Nashville’s Lambchop, a gigantic ensemble of 10-plus musicians, remains the biggest band to consistently sound so small; they’re capable of whispering the wispiest, gentlest, sweetest sweet-nothings in your ear. The kind of group that seems so mellow that you forget your feet have started moving, you’re so intent on listening. The key to Lambchop’s brilliance is the group’s ability to mix confessional intimacy with frenetic energy, reflective musings with ringing anthems, lilting pedal steel licks with loud guitars, pretty melodies with pounding drums.

Tools in the Dryer, a collection of A-sides, B-sides, live tracks, and remixes, serves as something of a retrospective of the group’s last decade or so. From the early, spastic homemade cassette recordings, featuring drunken flutes, tinny drum machines, distorted guitars, and joyful vocals (“All Over the World,” “Style Monkeys”), to the sexy, sophisticated, wonderfully self-conscious mutterings of later years (“Cigaretiquette,” “Whitey”) to rhinestone-and-ecstasy dance remixes (“Up With People,” “Give Me Your Love”), the CD gives a sense of Lambchop’s breadth. No wonder Vic Chesnutt and others have used Lambchop as a backing band: They’ve got a distinctive but malleable magic to their sound.

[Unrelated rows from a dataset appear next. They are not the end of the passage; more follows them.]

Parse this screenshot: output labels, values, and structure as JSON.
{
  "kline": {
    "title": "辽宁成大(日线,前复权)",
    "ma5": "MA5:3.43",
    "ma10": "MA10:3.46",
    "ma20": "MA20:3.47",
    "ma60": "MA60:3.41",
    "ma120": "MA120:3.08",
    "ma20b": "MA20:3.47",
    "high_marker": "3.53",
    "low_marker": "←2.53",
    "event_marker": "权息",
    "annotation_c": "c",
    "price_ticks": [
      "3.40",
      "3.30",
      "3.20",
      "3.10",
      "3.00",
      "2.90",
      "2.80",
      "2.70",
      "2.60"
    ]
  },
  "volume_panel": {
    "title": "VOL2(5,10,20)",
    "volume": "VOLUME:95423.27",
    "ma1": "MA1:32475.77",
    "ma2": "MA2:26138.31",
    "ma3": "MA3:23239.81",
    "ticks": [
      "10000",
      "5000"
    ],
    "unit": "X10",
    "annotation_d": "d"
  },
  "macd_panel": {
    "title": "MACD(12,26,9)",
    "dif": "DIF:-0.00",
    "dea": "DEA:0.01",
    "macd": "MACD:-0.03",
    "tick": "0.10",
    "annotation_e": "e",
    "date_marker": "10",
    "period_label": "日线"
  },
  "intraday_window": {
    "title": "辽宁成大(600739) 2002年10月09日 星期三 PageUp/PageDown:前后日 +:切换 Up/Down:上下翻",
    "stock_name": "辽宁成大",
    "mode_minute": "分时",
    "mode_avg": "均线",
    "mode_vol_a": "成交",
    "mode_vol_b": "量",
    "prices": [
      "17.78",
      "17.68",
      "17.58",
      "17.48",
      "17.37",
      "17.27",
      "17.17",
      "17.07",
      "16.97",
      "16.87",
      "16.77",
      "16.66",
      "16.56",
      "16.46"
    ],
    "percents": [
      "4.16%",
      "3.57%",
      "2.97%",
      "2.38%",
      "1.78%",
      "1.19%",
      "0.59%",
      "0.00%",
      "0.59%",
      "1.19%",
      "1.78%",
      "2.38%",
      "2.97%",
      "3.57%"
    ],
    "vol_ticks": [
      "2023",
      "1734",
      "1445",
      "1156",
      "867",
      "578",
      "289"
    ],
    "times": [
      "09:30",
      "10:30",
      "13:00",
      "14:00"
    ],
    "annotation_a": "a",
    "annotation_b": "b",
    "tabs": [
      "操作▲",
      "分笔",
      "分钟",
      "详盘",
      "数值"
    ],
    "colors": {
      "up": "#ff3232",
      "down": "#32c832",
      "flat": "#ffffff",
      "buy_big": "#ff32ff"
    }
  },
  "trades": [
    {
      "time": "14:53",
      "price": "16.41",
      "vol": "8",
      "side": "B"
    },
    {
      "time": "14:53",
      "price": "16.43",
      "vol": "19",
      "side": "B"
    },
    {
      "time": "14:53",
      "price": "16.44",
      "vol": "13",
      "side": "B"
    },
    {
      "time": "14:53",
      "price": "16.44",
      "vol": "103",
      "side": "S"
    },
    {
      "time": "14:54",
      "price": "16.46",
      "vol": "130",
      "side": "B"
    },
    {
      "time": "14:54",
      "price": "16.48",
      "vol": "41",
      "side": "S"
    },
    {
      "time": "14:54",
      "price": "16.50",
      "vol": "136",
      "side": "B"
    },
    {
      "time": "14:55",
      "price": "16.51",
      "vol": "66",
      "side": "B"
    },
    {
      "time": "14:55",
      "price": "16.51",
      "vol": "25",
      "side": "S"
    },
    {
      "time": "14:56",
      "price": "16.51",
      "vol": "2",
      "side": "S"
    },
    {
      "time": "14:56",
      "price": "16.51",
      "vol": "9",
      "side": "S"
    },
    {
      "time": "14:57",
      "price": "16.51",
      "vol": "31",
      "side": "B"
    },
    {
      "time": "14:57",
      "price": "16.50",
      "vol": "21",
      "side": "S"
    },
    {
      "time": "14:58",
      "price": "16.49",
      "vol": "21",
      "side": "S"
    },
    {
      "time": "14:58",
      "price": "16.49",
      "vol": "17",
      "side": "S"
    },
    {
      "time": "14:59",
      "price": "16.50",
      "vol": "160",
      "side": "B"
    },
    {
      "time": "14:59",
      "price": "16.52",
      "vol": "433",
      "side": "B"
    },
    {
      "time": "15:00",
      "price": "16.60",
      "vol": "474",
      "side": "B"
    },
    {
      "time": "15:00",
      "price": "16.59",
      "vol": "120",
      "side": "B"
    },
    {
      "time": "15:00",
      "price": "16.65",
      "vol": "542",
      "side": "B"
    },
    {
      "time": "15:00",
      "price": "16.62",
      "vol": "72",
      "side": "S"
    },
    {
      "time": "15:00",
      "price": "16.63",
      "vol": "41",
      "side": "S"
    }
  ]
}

Lambchop is often lumped in with the alt-country movement. But the band, led by Kurt Wagner (the Al Green of indie rock), might really be thought of as alt-soul. At their best, they groove with that easy, Southern-soul sway, relaxed and funky all at once. The rhythm chugs along, but the instruments–guitars, pedal steel, percussion, horns, and vocals–criss-cross each other, wrinkling the music up and letting it unfold in new, surprising patterns. Meanwhile, Wagner croons and mumbles, pontificates and wonders. He makes his way through the big mysteries and small pleasures of everyday life like a soul man in an existential funk, or–as he puts it in the closing track–like a “moody fucker.” It all makes for music rich with dusty, earthy majesty–a little kingdom ruled by the biggest little band in Nashville.